In the UK schools are now allowed to ban pupils from wearing full-face veils on security, safety, or learning grounds under a new policy by the government.
This post was commented by Woman Honor Thyself, which agreed with the policy.
There are some basic points which are expressed by the law, and there may be a positive aspects from an educational standpoint. It is important that teachers are able to see the reaction of students to information to monitor progress. It can also be argued that veils dehumanize female students. All of this is true, but is this policy in the UK good for the US or even good for the UK with regard to civil liberties – and that is not code-word that I am an ACLU fanatic. It does mean that civil liberties are very important.
Much has bee made about the inroads of Islamic culture within Europe the UK and the United States, and this blog has often commented about multiculturalism. Prime Minister Blair had this to say about some who wish to retain full identity of their own culture, while denouncing the culture of their own nation, “Multicultural diversity, he declared, had led to separation and alienation by a minority of Britain’s Muslim community who subscribed to a ‘new and virulent form of ideology’. All minorities had a duty to integrate, and if they didn’t want to conform to British values they should not come to Britain because the ‘hatemongers’ were not wanted here.”
To this statement, which affirms the vital role of humanistic coexistence within a diverse society, we would have to agree heartily. However, with regard to the banning of facial veils in a public school, that same agreement cannot be given.
I think that multiculturalism when all embrace the fundamental human rights of others can have a positive effect on a society. It would be dangerous to be exclusive as a knee jerk reaction. As members of a free society that places a value upon individual rights and inputs, while we must buoy our awareness of the danger of extremism, the best cure for that is to remain ever vigilent of repression in any form against individuals. Democracy and liberty require responsible citizenry. I would applaud Mr. Blair’s statements. It is regrettable that such an honorable and decent human being has been run out of the executive position in England.
With regard to the veils in the school, as an educator I see some problems with it, but if it did not create a distraction to the learning process, or pose a security threat, I would not oppose it. While I am second to none in my opposition to the barbaric treatment of women in Islamic cultures, and am concerned about some of the more infamous practices now being reported in the US – genital mutilation as an instance – to ban this expression of religious belief in a public setting could be a slippery slope. At what point would wearing a Crucifix or a Star of David be seen as disruptive to the process or be seen as an establishment of religion. To view this as a form of parental repression is also a stretch.

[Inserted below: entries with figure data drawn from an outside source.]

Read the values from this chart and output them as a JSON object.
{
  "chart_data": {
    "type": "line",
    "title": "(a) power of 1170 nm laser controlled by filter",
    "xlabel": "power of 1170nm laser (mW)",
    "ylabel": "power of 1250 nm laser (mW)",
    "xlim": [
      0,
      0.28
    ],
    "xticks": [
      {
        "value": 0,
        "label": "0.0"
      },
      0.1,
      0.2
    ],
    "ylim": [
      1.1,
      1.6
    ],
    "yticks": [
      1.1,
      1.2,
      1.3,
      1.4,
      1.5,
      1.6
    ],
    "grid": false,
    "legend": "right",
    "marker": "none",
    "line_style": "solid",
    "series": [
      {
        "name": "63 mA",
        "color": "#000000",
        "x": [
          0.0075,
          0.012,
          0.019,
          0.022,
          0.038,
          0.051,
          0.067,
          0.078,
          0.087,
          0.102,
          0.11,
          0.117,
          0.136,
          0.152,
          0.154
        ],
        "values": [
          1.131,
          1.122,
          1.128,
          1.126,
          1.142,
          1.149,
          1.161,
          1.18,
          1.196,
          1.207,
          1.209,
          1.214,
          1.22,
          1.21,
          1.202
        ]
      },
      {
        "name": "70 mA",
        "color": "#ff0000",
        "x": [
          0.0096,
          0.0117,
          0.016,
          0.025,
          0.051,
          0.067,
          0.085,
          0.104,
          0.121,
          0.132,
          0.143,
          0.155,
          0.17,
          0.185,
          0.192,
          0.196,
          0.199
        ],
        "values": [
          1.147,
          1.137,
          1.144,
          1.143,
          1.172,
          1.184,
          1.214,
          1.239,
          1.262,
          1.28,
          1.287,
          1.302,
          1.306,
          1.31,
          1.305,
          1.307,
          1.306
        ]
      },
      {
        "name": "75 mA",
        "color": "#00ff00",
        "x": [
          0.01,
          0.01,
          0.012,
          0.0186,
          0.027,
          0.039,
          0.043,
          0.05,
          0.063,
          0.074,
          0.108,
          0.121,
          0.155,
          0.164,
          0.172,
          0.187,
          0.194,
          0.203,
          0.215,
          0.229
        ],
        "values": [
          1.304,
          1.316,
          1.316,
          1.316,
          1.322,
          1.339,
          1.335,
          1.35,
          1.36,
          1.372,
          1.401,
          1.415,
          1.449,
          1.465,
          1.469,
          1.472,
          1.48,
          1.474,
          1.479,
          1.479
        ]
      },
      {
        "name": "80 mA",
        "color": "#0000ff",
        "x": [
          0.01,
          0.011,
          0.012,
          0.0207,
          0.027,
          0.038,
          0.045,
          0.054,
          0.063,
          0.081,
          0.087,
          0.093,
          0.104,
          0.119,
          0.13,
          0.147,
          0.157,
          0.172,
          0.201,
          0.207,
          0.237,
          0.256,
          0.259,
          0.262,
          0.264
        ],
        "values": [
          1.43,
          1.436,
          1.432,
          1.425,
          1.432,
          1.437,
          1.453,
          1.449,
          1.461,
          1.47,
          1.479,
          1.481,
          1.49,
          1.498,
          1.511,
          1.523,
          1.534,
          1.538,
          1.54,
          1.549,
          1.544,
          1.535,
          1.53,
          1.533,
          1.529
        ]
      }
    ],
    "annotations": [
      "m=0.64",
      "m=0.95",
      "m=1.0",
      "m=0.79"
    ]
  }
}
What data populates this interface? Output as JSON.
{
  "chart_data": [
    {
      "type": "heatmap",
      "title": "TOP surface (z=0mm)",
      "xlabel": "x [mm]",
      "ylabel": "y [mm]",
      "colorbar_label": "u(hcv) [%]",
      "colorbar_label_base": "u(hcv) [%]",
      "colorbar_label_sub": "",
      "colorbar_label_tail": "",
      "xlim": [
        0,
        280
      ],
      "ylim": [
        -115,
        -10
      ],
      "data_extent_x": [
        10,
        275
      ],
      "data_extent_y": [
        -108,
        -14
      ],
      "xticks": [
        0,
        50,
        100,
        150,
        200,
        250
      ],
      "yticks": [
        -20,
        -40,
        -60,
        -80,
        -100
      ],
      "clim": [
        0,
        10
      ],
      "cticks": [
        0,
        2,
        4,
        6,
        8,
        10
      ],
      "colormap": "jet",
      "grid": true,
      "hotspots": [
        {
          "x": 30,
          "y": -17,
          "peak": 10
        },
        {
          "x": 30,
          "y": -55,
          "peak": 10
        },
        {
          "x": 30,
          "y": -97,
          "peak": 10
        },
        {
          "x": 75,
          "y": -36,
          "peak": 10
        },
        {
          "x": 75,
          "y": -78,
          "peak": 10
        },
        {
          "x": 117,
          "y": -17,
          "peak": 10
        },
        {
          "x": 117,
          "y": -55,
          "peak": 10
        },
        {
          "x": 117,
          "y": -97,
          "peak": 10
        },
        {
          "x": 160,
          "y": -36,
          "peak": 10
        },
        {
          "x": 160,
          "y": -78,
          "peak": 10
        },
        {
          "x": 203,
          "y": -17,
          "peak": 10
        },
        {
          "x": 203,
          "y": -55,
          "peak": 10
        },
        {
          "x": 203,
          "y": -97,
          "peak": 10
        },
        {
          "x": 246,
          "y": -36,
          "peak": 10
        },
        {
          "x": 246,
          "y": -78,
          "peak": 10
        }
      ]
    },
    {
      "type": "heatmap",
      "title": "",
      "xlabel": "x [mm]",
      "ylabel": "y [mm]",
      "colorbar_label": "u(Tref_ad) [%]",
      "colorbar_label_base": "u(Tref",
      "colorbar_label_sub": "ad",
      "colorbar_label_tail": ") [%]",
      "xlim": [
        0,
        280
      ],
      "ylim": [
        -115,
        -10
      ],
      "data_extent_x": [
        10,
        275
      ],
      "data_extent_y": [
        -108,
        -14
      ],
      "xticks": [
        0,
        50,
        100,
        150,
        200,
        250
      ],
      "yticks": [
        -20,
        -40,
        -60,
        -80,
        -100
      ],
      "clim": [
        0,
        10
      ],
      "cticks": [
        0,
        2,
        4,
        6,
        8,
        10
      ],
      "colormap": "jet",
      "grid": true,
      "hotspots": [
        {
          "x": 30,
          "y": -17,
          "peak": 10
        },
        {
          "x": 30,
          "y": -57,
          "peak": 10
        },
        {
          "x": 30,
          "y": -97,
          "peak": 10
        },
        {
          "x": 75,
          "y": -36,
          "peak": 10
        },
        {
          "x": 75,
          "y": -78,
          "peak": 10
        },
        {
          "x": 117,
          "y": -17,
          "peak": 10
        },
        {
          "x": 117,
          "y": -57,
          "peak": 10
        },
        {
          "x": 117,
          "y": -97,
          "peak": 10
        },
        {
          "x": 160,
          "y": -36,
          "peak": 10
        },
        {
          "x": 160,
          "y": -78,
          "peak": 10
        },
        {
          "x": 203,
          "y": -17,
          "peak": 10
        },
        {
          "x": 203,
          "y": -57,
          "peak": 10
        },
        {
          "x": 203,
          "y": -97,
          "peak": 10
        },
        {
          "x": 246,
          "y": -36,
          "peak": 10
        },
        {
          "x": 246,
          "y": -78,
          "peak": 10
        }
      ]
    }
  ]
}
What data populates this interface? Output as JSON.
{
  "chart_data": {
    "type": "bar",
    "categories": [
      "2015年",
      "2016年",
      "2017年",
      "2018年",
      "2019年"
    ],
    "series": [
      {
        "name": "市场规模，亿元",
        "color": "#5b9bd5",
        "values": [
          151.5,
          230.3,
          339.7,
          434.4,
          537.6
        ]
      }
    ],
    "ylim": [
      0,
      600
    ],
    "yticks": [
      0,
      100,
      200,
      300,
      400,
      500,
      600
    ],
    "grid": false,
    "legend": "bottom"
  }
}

Many Christians and Jewish children are compelled by their parents to participate in their religious heritage, and this is a part of the rights of parents to guide the lives of their own minor children.
By protecting this fundamental right of individual expression of a religious belief we protect the rights of all relgious people to allow their free speech in a public sector. Let us be careful in what powers we grant the state with regard to reasonable expressions of faith in the public life.